Due to this erasure and de facto exile faced by the trans community, there’s no way to catalogue every transgender person who is murdered because of anti-transgender violence in the world in a given year. However since 2007, the Transgender Day of Remembrance website has tried to memorialize all those that they could find. In 2014, so far, their list of names is 81 murders long. Each November, all over the world, groups gather to remember, honor, and mourn those taken from us by anti-transgender violence. This is a time of vital importance to the trans community, a time that we are recognized and our dead are mourned.
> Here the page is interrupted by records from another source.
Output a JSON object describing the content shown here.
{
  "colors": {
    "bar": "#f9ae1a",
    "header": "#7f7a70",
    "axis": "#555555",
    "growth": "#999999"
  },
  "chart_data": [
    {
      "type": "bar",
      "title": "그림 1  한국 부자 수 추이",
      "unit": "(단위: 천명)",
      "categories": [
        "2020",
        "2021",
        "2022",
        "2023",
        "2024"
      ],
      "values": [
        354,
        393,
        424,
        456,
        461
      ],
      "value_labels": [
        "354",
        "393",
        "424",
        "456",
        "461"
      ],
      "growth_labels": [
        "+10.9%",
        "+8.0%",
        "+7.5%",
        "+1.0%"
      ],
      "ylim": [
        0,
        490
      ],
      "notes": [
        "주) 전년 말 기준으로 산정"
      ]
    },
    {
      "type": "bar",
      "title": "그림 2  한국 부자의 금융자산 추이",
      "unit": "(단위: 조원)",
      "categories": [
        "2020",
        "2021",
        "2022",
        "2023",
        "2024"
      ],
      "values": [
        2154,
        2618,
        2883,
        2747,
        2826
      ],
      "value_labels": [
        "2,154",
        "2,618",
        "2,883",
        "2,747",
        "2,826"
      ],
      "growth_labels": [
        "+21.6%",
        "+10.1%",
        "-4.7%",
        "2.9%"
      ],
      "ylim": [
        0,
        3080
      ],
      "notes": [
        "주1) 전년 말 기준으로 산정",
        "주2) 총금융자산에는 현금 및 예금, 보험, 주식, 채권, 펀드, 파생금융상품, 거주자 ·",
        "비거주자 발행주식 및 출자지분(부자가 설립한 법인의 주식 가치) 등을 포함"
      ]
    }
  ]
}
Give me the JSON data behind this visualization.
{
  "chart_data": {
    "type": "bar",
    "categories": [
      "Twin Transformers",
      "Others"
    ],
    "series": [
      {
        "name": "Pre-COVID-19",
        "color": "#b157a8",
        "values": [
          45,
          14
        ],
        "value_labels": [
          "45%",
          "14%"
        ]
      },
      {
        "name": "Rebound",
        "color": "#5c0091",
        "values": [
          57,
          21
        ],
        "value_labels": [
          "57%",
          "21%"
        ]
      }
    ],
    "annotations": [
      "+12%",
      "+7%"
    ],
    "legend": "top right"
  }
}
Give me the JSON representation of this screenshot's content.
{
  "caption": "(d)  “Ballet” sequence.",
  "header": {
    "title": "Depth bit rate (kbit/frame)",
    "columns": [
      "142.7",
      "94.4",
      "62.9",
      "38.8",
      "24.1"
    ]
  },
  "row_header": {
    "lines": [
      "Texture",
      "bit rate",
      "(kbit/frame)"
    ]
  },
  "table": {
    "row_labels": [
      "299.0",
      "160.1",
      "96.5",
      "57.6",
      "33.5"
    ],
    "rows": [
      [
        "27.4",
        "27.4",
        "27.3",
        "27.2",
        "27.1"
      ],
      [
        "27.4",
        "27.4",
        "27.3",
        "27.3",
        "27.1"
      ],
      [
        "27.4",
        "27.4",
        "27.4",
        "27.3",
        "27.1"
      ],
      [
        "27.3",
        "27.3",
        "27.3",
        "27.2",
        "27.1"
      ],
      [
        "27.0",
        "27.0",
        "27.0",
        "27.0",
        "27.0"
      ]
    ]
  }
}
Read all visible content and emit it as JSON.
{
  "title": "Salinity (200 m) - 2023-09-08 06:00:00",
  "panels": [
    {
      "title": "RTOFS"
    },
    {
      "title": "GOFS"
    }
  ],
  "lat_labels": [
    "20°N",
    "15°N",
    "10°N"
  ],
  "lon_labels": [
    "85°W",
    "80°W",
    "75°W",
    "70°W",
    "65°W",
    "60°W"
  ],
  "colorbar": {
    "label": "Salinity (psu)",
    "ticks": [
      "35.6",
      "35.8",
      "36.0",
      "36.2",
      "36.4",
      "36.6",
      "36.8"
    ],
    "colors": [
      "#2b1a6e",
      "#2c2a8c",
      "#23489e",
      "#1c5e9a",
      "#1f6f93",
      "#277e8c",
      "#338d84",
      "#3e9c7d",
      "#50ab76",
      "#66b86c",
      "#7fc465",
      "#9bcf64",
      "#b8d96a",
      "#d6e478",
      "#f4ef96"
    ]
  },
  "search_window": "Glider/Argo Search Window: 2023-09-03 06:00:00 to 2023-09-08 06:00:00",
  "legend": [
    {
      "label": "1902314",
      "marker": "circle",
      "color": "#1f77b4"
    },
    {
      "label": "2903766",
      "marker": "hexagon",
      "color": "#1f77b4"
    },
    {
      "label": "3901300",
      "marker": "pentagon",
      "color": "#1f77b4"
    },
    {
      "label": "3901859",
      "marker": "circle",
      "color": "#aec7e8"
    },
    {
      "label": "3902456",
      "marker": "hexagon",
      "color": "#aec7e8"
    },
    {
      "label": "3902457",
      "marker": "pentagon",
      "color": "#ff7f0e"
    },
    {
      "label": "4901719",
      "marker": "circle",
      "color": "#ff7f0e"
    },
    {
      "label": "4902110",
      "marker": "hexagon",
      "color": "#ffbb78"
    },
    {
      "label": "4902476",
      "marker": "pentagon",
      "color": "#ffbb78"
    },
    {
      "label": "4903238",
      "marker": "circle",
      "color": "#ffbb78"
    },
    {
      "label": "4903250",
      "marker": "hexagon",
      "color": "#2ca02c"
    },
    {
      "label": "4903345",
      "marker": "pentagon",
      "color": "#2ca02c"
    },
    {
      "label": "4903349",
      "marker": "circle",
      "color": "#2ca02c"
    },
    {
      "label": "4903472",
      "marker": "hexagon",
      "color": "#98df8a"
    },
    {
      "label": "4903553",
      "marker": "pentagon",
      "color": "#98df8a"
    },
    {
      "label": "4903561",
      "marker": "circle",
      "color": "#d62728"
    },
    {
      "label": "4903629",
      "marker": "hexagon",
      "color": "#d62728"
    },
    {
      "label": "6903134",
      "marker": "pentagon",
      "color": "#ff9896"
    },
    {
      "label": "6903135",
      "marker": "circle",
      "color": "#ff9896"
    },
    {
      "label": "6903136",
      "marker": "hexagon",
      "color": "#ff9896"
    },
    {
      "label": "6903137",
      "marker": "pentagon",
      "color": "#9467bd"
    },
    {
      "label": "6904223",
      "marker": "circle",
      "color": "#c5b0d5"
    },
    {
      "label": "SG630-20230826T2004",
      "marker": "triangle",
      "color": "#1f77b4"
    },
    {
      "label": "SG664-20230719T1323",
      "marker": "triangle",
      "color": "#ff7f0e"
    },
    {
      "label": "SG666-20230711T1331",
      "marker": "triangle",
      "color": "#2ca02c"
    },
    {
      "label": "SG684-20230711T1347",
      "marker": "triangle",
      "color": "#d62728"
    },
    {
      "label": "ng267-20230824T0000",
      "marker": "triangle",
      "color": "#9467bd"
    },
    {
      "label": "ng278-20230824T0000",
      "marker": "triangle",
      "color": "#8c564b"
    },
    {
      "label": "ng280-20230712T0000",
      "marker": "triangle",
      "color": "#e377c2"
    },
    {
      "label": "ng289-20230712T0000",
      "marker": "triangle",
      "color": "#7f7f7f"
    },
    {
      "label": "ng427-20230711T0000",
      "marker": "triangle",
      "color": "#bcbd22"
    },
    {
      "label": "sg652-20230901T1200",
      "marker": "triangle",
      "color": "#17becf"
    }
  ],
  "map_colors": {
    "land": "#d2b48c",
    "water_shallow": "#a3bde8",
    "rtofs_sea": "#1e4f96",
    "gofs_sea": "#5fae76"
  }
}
“Transgender people are disproportionately targeted for violence of all kinds…”
These facts are indisputable: Transgender people are disproportionately targeted for violence of all kinds, up to and including murder. Of those who are targeted, transgender women of color make up the largest share. As much as we do, as much as we are doing, it isn’t enough.
But the story doesn’t end there; our community is not defined by the violence we face and the spirit of the movement cannot simply be reduced to tragic statistics. The transgender community is vibrant. We are survivors, warriors, movers and shakers. Transgender men and women are accomplishing incredible things, spurring progress across the spectrum, leading revolutions, winning awards, fighting for rights, heading organizations, creating communities, starring in television shows, writing bestselling books, speaking out against violence, and radically loving themselves and their community. We fight for recognition, equality, education, employment, housing, healthcare, insurance, documents, for everything that we have been denied.
The mere fact of our continued existence is a revolutionary act.
We have proven that we have not been and will not be silenced, and we will not forget our own.
Regardless of who you are or how you identify, you are welcome to join with us in the Transgender Day of Remembrance in West Hollywood, Thursday, November 20th at 6:30 pm, as we remember and honor those who lost their lives to anti-transgender violence.